La carne cultivada se abre paso entre grandes expectativas de negocio y muchas dudas sobre su impacto ambiental por su novedad

Carne artificial, carne cultivada, carne de agricultura celular… Son términos que se van haciendo cada vez más un hueco en la actualidad y que denota una tendencia que parece imparable.

Hablamos de conseguir un producto parecido a la carne con un proceso que consiste en lograr un tejido del animal a través de una biopsia. Tras esta intervención en el animal se cultiva fuera del cuerpo del ser vivo.

La tecnología actual permite que las células de ese tejido se multipliquen y generando así un producto con la apariencia y la textura similar a la carne como hamburguesas o salchichas.
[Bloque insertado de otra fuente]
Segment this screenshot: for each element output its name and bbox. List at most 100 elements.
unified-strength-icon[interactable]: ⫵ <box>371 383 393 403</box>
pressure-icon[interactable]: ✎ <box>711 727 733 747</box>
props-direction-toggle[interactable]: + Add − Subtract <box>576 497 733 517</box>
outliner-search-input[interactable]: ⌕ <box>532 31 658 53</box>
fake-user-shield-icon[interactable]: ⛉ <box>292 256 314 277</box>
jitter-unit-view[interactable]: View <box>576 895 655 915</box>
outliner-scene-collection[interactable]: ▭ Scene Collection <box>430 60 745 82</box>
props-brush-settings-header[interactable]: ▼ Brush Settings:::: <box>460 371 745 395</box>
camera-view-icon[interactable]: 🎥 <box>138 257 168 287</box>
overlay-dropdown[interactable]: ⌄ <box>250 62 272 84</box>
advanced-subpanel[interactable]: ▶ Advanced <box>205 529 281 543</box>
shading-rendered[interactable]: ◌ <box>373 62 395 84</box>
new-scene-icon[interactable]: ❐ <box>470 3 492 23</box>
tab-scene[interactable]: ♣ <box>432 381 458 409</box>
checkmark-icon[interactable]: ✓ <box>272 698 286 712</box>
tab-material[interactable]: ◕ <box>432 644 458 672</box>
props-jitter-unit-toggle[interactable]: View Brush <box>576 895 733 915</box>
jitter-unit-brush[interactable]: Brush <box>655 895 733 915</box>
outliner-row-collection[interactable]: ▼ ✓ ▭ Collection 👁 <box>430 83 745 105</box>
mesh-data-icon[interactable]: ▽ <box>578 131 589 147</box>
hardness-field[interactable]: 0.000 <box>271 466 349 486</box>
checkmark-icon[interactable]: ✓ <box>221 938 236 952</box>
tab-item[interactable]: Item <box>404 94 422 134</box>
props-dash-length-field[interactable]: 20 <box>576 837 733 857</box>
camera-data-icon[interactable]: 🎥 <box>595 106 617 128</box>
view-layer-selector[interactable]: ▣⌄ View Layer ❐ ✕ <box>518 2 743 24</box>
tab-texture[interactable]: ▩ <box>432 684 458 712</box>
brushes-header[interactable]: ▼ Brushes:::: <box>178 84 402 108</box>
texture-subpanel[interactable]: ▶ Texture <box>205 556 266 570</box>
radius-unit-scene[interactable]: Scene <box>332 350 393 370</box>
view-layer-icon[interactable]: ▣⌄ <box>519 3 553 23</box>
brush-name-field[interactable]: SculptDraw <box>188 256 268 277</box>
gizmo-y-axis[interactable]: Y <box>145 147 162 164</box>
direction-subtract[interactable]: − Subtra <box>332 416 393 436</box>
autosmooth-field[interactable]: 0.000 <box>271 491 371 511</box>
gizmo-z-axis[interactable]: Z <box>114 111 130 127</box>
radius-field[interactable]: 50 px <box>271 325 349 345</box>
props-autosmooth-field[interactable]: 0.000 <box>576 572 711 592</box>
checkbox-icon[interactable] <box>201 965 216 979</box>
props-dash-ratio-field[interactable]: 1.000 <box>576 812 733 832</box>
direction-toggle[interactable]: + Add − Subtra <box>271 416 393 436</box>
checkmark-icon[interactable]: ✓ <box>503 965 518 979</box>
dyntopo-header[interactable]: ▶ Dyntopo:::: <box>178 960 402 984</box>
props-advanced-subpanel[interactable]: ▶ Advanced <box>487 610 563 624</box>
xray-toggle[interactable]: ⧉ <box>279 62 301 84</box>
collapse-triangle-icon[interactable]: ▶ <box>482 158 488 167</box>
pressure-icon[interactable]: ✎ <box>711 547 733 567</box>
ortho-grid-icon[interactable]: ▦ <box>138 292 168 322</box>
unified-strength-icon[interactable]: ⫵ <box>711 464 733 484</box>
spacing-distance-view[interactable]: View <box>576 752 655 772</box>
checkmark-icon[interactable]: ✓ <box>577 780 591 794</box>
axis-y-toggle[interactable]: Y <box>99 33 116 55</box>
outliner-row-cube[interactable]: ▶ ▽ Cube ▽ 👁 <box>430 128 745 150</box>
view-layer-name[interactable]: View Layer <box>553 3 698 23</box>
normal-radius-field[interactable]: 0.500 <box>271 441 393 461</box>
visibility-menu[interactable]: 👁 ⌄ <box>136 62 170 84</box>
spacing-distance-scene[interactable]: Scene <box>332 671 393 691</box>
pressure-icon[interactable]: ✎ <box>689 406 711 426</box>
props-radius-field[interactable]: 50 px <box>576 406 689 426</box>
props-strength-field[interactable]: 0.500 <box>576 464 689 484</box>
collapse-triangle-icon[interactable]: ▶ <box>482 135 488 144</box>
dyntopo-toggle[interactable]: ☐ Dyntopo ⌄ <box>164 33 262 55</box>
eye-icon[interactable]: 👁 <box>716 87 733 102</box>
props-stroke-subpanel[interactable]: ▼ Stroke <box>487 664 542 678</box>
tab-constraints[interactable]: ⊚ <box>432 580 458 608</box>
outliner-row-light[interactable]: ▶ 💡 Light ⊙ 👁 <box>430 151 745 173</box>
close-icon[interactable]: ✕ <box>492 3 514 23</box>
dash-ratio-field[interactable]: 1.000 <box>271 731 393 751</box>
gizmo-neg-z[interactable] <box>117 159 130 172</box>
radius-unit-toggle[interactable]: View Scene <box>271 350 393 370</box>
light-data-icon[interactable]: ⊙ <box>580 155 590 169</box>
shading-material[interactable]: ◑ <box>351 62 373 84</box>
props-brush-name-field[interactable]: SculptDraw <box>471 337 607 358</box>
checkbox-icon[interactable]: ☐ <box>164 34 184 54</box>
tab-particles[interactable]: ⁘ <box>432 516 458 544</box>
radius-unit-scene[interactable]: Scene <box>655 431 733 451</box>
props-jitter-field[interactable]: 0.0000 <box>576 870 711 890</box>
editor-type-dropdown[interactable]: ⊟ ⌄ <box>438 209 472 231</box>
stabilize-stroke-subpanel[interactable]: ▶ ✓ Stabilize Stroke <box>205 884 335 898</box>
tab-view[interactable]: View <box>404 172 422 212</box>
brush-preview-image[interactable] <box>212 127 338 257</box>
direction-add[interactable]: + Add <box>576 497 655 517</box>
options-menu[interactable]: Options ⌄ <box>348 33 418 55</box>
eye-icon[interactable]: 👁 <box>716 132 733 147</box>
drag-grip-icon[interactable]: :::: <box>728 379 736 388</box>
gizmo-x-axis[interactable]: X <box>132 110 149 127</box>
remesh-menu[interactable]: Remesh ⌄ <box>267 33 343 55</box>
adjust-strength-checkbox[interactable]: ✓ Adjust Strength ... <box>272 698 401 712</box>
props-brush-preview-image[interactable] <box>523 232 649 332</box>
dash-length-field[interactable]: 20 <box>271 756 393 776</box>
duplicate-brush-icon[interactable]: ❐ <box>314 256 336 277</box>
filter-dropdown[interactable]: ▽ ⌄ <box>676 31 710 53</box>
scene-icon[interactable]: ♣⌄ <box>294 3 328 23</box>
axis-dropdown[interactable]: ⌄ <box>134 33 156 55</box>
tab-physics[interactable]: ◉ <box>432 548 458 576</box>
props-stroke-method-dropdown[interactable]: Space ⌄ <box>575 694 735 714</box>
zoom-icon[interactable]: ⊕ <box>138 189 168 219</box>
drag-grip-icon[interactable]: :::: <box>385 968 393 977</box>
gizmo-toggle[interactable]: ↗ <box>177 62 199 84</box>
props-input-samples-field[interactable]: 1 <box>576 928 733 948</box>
Entre las esperanzas y las dudas

Todo nació hace relativamente poco cuando un grupo de bioquímicos consiguieron crear una hamburguesa en el laboratorio prácticamente desde la nada, simplemente recombinando grasas y proteínas vegetales en el orden correcto para simular la estructura molecular de la carne. El resultado final fue una materia de aspecto y composición similar a la carne real.

Los últimos datos apuntan a que, con una sola extracción, se puede lograr el equivalente una cantidad equivalente a la de 50 cerdos. El mercado que se presenta para la carne cultivada podría llegar a los 25.000 millones de dólares en 2030 y la Unión Europea ya se ha puesto como objetivo que al menos el 30% del consumo de carne provenga de esta fórmula.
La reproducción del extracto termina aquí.